CHAPTER IV
OUTCAST
When Jim Horton, Corporal of Engineers, took his twin brother's uniform and moved off into the darkness toward the German lines, Harry Horton remained as his brother had left him, bewildered, angry, and still very much afraid. The idea of taking Jim Horton's place with his squad nearby did not appeal to him. The danger of discovery was too obvious—and soon perhaps the squad would have to advance into the dreadful curtain of black that would spout fire and death. He was fed up with it. The baptism of fire in the afternoon had shaken him when they lay in the field. It was the grinning head of Levinski of the fourth squad that had done the business. He had found it staring at him in the wheat as the platoon crawled forward. It wasn't so much that it was an isolated head, as that it was the isolated head of Levinski, for he hadn't liked Levinski and he knew that the man had hated him. And now Levinski had had his revenge. Harry had been deathly ill at the stomach, and had not gone forward with the platoon. He had seen the whites of the eyes of his men as they had glanced aside at him—and spat.
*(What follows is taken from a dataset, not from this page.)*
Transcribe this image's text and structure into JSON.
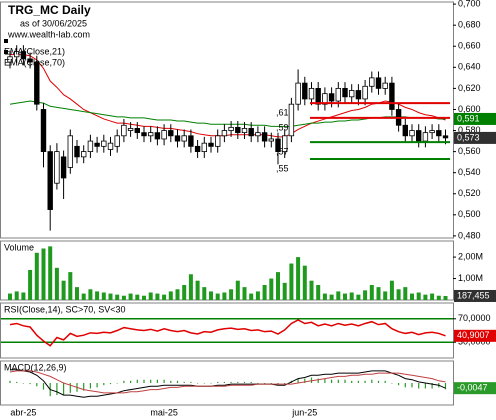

Why the H—— he had ever gone into the thing ... And now ... suppose Jim didn't come back! What should he do? Why had the Major picked him out for this duty! His thoughts wandered wildly from one fancied injury to another. And Jim—it was like him to turn up and plunge into this wild venture that would probably bring them both to court-martial. And if Jim was shot, what the devil was he to do? Go on through the service as Jim Horton, Corporal of Engineers? He cursed silently while he groveled in the gully waiting for the shots that were to decide his fate.
For a moment he gathered nerve enough to pick up Jim's rifle and accoutrement with the intention of joining the squad of engineers. But just at that moment there were sounds of shots within the wood, followed by others closer at hand, and then bullets ripped viciously through the foliage just above him. By a movement just ahead of him he knew that the line was advancing. He couldn't ... his knees refused him ... so he crawled into the thicket along the gully and lay upon the ground among the fallen leaves. More shots. Cries all about him. A grunt of pain after a shrapnel burst nearby ... the rush of feet as the second wave filtered through ... then the rapid crackle of the engagement in the wood. Jim was there—in his uniform. He'd be taking long chances too. He had always been a fool....
From his cover he marked the dawn while the fighting raged—then sunrise. The fire seemed to slacken and then move farther away. The line was still advancing and only the wounded were coming in—some of them walking cases, with bandaged heads and arms. He eyed them through the bushes furtively—vengefully. Why couldn't he have gotten a wound like that—in the afternoon in the wheat field—instead of finding the head of Levinski and the terror that it had brought? Other wounded were coming on stretchers now. The gully near him made an easy path to the plain below and many of them passed near him ... but he lay very still beneath the leaves. What if Jim came back on a stretcher...! What should he do?
Then suddenly as though in answer to his question two men emerged from the hollow above and approached, carrying something between them. There was a man of Harry's own platoon and a sergeant of the company. He heard their voices and at the sound of them he cowered lower.
"Some say he showed yellow yesterday in the wheat field," said the private.
"Yellow! They'd better not let me hear 'em sayin' it——"
They were talking about him—Harry Horton. And the figure, lying awkwardly, a shapeless mass——?